Добела раскаленное небо уносило их смех в бесконечность. Мордехай понял, что накатившаяся на них волна веселья защитит, прикроет ребенка. Кажется, и мальчик это понял: он вдруг качнулся, поднял валявшийся у его ног парик и надел его на голову госпожи Тушинской. Она жадно схватила парик, снова обняла колени руками и свернулась клубком. Траурное платье, болтавшееся на ее длинном худом теле, придавало ей сходство с мертвой вороной. Но когда ребенок распрямился, нацист перестал смеяться и сильным ударом ладони отшвырнул его назад, на госпожу Тушинскую.

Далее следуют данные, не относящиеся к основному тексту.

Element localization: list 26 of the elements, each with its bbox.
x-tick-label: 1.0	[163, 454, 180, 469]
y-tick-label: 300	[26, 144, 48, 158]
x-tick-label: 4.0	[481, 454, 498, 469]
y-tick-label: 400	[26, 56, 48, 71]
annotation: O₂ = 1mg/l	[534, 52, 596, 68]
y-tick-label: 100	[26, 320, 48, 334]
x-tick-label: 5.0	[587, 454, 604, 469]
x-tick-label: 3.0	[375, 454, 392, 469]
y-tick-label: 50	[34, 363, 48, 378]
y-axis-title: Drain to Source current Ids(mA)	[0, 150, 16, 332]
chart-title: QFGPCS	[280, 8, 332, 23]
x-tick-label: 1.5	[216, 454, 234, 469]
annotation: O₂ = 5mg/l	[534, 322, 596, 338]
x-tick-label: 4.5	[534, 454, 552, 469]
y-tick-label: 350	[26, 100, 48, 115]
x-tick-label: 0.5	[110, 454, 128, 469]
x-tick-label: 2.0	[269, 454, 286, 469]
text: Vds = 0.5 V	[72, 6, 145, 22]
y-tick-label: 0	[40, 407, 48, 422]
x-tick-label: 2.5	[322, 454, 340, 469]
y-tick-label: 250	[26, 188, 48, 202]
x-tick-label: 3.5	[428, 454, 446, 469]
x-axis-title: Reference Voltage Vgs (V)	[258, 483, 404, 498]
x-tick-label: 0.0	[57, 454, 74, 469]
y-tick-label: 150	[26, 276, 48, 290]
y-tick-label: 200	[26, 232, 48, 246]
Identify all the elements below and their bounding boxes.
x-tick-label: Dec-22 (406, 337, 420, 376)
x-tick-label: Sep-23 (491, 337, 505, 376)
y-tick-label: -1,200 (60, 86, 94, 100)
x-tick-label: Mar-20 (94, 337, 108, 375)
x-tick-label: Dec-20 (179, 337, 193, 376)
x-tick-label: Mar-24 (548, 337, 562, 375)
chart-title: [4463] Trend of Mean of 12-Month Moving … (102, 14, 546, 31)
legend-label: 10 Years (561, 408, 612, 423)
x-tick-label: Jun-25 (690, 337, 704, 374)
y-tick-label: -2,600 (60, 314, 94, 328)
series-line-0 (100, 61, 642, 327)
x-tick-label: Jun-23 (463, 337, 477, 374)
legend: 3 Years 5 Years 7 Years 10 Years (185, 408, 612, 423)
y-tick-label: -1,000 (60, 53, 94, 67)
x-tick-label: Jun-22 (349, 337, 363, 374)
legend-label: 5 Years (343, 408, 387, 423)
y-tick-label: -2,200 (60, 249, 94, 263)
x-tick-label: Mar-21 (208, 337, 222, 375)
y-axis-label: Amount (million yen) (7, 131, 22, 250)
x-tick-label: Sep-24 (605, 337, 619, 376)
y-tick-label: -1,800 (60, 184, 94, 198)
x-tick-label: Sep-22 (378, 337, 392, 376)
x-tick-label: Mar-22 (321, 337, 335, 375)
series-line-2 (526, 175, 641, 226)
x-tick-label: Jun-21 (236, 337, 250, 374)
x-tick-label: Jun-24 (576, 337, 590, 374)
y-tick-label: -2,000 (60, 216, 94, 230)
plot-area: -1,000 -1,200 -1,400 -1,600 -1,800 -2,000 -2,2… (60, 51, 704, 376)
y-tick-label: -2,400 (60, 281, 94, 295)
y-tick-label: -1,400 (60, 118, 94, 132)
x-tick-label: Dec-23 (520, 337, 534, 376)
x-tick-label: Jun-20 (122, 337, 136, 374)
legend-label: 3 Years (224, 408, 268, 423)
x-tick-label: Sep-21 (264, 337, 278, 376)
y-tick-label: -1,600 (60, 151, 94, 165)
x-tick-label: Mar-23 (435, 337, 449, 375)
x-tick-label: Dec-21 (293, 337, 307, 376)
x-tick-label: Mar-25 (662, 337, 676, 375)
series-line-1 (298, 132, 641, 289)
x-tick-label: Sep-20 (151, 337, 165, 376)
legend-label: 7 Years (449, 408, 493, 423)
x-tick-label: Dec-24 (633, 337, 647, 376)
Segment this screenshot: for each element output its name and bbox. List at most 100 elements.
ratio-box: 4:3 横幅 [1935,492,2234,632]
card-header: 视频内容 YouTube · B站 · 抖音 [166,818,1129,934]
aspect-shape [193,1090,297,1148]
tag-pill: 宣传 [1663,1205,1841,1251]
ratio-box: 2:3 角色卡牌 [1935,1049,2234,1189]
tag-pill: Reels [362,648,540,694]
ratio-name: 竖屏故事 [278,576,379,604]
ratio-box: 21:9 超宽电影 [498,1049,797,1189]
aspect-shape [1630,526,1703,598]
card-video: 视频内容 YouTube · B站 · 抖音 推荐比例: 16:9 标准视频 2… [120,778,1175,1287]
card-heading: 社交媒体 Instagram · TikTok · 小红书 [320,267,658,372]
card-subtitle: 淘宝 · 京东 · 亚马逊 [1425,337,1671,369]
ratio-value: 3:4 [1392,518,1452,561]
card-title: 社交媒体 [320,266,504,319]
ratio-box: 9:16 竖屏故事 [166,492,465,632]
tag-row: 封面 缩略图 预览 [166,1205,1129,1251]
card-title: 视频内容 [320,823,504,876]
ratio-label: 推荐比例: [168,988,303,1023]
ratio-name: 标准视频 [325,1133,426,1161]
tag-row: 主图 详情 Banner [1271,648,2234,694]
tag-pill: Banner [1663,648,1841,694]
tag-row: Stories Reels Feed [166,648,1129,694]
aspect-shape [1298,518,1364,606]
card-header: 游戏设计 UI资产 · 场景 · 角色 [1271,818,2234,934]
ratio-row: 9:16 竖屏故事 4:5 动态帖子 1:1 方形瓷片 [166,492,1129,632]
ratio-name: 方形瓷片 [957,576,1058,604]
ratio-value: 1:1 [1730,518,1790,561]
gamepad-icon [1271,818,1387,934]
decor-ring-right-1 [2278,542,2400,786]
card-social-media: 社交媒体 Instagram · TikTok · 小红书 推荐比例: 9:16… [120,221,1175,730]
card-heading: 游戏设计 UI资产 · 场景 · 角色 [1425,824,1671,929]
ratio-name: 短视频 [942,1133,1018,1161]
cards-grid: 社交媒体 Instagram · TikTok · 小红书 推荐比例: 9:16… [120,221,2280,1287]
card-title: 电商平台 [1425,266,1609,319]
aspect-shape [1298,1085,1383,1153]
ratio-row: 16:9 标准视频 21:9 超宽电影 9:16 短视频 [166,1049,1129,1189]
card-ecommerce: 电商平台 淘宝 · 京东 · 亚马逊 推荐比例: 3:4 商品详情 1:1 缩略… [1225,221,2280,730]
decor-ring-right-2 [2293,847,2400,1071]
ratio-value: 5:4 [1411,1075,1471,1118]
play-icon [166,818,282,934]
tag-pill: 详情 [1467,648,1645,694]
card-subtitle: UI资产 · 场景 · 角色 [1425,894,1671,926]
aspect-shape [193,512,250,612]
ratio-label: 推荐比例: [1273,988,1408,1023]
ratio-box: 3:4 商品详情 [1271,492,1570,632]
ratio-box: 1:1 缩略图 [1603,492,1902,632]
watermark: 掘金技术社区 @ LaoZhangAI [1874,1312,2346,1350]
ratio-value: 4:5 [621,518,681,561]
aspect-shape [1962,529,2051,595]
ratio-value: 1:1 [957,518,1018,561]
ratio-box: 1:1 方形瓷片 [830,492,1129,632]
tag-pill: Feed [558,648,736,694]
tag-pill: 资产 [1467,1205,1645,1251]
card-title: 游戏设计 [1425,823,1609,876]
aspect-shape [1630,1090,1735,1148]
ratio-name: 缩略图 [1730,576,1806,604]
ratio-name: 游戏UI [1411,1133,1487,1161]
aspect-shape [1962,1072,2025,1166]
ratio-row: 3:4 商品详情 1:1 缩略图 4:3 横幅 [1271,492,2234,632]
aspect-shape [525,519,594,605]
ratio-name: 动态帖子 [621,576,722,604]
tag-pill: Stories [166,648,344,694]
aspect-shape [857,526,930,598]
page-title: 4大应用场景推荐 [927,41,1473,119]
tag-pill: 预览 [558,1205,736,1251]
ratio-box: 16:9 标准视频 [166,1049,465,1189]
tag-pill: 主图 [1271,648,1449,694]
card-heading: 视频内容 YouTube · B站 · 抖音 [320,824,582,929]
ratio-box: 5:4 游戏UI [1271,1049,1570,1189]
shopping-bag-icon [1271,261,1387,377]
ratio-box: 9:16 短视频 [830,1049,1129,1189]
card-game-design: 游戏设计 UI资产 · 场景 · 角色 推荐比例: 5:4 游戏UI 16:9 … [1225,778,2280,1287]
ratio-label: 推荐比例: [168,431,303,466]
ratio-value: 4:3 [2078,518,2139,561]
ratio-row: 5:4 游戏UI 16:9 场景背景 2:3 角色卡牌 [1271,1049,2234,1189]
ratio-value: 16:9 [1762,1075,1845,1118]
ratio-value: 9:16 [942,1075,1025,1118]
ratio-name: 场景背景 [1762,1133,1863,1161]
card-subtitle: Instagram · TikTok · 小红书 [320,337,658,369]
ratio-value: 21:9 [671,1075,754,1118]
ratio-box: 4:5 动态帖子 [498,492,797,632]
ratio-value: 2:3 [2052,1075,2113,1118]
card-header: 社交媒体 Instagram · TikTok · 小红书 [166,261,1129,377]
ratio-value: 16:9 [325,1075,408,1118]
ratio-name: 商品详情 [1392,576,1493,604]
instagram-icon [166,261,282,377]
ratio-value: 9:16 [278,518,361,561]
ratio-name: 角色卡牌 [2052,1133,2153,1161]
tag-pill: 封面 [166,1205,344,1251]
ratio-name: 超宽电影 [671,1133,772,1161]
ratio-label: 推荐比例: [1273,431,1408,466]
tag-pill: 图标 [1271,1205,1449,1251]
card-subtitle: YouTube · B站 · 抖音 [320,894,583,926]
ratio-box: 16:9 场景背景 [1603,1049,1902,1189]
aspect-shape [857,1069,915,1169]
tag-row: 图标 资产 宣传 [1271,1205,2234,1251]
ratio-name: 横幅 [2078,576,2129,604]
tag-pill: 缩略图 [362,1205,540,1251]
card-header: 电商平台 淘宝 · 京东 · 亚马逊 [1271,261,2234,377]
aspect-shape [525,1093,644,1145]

У нее задралось платье, обнажая бледные морщинистые бедра. Нацист заморгал глазами и с досадой отступил. Его молодчики двинулись за ним. Толпа облегченно вздохнула: на сегодня — довольно.

3

При падении госпожа Тушинская сломала ключицу, а ребенок был цел и невредим, только слегка ободрал колени. И все же Мордехай поднял его на руки и молча понес через тупик, не обращая внимания на верующих, которые наперебой советовали ему быть осторожным. Барышне Блюменталь он запретил идти за ним, но она не послушалась и. охваченная смутным благоговейным страхом, семенила сзади, что-то приговаривая.